Do all cookbooks need photos?

9 Comments

  • Breyy - 5 years ago

    i love food porn. or just food.
    also porn. what's your favorite kind of poptart?

  • JennEJenn - 13 years ago

    I require photos in cookbooks since I am a visual person. Words are great but pictures help greatly; especially when I am not familiar - I would then have a comparative.

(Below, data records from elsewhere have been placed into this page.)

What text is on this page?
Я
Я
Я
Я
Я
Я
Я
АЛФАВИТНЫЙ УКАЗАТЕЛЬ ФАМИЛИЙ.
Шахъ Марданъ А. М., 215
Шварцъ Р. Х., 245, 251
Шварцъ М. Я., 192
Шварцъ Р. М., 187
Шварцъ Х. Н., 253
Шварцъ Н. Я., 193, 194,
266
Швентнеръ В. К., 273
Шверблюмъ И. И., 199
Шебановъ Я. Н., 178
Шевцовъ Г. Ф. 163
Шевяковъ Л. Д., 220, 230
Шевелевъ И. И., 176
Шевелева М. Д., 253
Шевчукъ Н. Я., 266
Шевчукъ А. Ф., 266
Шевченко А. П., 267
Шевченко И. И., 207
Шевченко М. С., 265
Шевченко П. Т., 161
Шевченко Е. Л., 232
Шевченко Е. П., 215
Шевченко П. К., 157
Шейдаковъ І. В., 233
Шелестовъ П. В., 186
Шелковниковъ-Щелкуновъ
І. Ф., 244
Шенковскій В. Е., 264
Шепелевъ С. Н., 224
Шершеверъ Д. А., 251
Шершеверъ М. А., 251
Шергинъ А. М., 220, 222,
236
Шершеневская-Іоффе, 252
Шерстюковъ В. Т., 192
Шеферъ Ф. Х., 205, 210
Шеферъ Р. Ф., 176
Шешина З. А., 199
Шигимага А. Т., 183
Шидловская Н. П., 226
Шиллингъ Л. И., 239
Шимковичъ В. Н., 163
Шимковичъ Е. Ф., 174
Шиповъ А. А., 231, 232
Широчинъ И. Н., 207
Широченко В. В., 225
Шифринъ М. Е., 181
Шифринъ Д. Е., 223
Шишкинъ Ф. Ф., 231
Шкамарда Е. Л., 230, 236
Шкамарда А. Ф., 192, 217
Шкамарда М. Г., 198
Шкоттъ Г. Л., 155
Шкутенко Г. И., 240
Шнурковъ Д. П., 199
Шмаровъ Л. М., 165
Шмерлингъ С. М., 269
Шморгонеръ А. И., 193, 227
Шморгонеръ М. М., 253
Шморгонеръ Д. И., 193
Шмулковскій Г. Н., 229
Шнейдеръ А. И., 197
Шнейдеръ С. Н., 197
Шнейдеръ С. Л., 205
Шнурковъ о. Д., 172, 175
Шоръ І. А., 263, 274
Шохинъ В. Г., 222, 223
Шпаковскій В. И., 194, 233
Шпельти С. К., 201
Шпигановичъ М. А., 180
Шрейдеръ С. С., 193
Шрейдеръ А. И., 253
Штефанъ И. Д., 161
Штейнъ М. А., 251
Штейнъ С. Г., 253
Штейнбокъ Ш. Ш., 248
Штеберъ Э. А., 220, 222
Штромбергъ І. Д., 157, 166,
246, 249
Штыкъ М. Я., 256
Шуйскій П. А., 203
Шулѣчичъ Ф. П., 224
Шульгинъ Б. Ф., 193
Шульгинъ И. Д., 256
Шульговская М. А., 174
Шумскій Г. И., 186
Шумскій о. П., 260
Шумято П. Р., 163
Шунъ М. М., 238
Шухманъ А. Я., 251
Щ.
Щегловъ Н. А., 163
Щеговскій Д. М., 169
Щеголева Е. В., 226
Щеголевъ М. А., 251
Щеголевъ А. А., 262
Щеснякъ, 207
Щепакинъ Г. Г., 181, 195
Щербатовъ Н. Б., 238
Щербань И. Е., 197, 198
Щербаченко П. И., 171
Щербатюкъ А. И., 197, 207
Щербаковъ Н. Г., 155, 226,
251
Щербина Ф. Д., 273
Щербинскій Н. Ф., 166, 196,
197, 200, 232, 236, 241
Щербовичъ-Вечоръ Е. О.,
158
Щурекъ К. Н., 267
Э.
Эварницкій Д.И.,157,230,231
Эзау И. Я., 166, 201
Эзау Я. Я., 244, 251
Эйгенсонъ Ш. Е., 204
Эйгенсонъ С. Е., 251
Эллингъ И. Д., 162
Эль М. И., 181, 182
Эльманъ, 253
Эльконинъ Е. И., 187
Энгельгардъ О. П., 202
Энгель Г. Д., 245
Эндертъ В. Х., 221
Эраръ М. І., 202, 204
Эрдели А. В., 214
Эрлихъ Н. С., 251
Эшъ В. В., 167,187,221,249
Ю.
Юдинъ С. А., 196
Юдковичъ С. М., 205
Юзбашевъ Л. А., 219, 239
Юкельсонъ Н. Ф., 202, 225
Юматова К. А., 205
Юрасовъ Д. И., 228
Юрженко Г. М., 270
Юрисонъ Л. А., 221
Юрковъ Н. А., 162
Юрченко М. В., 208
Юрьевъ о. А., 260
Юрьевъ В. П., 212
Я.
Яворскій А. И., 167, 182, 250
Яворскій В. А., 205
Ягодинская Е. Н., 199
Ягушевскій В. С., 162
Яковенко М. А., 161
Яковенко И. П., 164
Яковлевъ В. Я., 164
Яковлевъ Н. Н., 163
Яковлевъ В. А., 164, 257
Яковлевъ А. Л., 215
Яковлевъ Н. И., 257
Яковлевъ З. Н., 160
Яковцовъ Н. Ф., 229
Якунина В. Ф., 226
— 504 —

  • karoline - 13 years ago

    your poll shows the "absolutely! i only buy cookbooks with photos!" with a clear lead. but, most readers of your blog are probably biased photo lovers - given the absolute beauty of your work and their reasons for visiting your site. personally, i love photos and find that i am only attracted to recipes with a gorgeous pic. to each his own, though!

  • nancy - 13 years ago

    I use the photos to work with, I am so ADHD so the pictures are the first to intrigue me, not the recipe name. If the picture looks good, I will read the text of the recipe.

  • Jen - 13 years ago

    Reference cookbooks like "How to Cook Everything" don't need photos. Very old and/or odd cookbooks without photos may capture my attention due to unusual recipes ("From a Monastery Kitchen" springs to mind). Otherwise though I much prefer photographs with my recipes. And not all of the photos inserted into a section in the middle of the book, but rather printed near the recipes. I'm sure this method is more expensive to publish however.

  • laura k - 13 years ago

    I don't think every cookbook needs photos, but if you aren't including them, you better be an astoundingly good writer (or the book should be a reference-type book). I find that when I'm flipping through cookbooks trying to decide what to make, I'm less likely to cook something if there isn't a photo.

    Cookbooks without photos need to tell a story in a way that the photos otherwise would I'm thinking of books like "A Homemade Life": I wanted to cook what she wrote about even without photos.

  • Elizabeth - 13 years ago

    I love beautiful cookbooks with gorgeous food porn, but some of my favorite cookbooks are compendiums like Mark Bittman's How to Cook Everything series, The Joy of Cooking, Mastering the Art of French Cooking, and the Gourmet cookbooks, all of which are (in my opinion) wonderful kitchen workhorses the value of which lies in their depths of variety, technical knowledge and the voice of their respective authors.

  • Rosie - 13 years ago

    I agree with you, Matt. Melissa's book is excellent and her writing and recipes speak for themselves. Would I love to see pictures? Sure, but it is not going to stop me from buying a book from someone I KNOW knows what she's doing. I have so many other cookbooks filled with gorgeous photos that I'm getting rid of because the recipes are uninspired or just not special. I'd much rather have an excellent cookbook without photos and imagine the dish in my head than a cookbook that looks like food porn yet nothing tastes good.

  • Tina - 13 years ago

    yes, I want to see what the finished outcome should look like. It motivates me and helps me to envision the final product as I make it.